Ultimately, leadership at moments like this requires facing up to the changes we need to make in ourselves to take on the emerging new world we live in.

The Best Leaders Take a Stand

Rebecca Zucker | Next Step Partners

Thoughts from Rebecca Zucker | San Francisco
Some of the best leaders I have seen in my work as an executive coach are low ego. They are able to put their own ego aside to take a stand to do what’s right — for the customer, the team, the organization or even for their entire industry and their larger communities. They do the right thing, even when it’s not the popular thing to do or when it may not serve them personally.

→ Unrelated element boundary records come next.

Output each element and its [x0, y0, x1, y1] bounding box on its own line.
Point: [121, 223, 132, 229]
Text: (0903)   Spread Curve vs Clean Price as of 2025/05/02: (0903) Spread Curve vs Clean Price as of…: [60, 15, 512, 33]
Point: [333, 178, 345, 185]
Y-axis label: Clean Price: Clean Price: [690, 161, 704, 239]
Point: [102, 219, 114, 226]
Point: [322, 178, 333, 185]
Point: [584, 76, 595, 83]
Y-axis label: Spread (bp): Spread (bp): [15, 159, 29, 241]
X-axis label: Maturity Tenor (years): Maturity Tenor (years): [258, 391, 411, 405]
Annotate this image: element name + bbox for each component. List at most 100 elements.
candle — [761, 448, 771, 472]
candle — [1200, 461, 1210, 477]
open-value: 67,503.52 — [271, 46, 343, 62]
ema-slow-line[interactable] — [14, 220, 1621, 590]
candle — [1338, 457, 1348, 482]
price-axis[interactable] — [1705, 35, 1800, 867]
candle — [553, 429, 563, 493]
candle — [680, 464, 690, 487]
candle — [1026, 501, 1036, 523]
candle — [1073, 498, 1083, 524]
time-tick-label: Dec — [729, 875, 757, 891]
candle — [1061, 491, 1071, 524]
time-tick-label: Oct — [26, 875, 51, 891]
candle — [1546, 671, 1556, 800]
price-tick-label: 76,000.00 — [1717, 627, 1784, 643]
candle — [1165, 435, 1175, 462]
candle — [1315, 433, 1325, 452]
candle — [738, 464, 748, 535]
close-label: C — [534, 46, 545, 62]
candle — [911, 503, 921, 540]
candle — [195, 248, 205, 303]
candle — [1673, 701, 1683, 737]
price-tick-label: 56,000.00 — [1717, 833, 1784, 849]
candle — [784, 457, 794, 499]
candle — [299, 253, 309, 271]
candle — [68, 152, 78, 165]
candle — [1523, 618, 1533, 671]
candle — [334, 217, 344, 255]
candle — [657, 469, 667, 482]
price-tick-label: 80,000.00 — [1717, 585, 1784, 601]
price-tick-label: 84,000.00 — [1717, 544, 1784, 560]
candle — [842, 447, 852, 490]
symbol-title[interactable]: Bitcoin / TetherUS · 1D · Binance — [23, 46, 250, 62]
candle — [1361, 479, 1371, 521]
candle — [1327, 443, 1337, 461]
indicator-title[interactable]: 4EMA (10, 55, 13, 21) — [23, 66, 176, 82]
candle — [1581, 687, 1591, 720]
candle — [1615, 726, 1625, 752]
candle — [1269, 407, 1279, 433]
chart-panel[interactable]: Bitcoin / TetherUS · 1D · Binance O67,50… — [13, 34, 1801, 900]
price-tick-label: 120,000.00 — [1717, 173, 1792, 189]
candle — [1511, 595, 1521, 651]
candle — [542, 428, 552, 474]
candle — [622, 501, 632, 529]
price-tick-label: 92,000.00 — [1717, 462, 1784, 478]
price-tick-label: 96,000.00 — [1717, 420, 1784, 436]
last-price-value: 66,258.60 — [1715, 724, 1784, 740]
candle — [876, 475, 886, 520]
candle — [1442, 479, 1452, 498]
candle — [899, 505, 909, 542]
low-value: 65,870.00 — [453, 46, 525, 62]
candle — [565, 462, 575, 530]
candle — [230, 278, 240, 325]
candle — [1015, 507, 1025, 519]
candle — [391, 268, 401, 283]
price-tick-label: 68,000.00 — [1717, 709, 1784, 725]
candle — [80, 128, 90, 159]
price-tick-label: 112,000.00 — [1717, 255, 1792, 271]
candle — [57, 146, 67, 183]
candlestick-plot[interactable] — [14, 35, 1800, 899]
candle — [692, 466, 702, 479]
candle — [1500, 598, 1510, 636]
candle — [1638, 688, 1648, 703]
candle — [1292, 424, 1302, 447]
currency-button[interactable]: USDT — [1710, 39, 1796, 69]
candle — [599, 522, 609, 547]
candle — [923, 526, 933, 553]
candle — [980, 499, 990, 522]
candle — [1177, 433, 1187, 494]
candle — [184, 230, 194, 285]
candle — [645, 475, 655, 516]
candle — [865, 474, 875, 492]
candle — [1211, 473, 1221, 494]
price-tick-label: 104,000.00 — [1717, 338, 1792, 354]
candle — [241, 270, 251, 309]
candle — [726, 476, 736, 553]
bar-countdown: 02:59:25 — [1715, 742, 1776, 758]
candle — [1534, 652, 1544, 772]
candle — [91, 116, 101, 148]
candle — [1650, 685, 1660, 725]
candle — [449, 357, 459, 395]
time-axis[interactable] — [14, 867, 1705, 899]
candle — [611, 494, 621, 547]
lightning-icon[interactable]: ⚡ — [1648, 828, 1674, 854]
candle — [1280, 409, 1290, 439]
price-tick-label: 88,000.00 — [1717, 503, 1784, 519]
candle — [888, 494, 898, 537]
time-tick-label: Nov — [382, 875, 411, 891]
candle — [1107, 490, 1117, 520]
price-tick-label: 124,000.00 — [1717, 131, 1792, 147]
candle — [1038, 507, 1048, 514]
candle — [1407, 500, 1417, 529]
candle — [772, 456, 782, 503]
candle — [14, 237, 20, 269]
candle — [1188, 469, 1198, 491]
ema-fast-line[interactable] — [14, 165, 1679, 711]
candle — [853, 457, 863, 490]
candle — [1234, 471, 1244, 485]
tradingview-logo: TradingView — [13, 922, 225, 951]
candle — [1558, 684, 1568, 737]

Strong leaders don’t just lead by rhetoric, they lead by positive example. When others go low, they go high. They stand up for the values they hold dear. In doing so, leaders set the norm for their teams, organizations and others who look up to them. Many leaders forget or lose sight of the power that comes with their position and the effect that it has on others, for better or for worse. The racist, xenophobic and misogynistic messages and behaviors have been normalized and legitimized by our new President-elect, and have tragically resulted in hundreds of hate crimes across the country.

Strong leaders take a stand and speak up against hate and injustice. Click To Tweet

Strong leaders also take a stand and speak up against hate and injustice, and care about their people. The swift public statement made by both the President and Provost of the University of Pennsylvania condemning a recent racist message received by Black freshman students is an example of such leadership. I have also seen some of my clients show tremendous leadership by standing up against injustices when they’ve seen them, such as pay inequity and other forms of discrimination, and I applaud them for doing so. The times require this from more leaders, more of the time.

The Best Leaders Take Action

Michael Melcher | Next Step Partners

Thoughts from Michael Melcher | New York
Leadership doesn’t wait for certainty. You can’t know how things will turn out. You take action anyway.

I grew up feeling mismatched for my time; a liberal Democratic who came of age in a conservative geography and in a Republican era. For decades I dabbled in politics here and there, but never felt that I was in the right place at the right time. But this past year I decided to involve myself. I had admired Hillary Clinton for many years and knew that there might not be another chance to elect someone I felt this kind of passion for.

I volunteered as a fundraiser, and quickly discovered how hard it is to raise money, even from strong partisans. I went to events and rallies, which were fun and inspiring but which seemed limited in impact. I did get-out-the-vote with my toddler sons in New Hampshire, which is painstaking, time-intensive work that yields few immediate rewards. I liked being involved, but at the same time I felt that the real political world was, and would always be, beyond my grasp.

Leaders recognize that constructive action is always within everyone’s power. Click To Tweet

But as I went along, I got messages. A woman I had known in high school wrote to me and said that my actions were appreciated more than I could possibly know. After the election, friends from across the country reached out to check how I was feeling—including Republicans, who sent warm greetings. My children’s immigrant nanny hugged me and told me that I done my part and could move on. I learned that my posts had been forwarded, that my thoughts had been thought about, and that my actions had been observed. To my surprise, I had had an impact beyond myself. People seemed to see me as a kind of leader. Maybe I was.

I saw Secretary Clinton a few times in person and the word that always came to my mind was “grounded.” She knew what she stood for and why she was doing what she was doing, and she kept going past every setback. She took action, as did millions of her supporters. And regardless of the results of this particular election, constructive action is always within our power.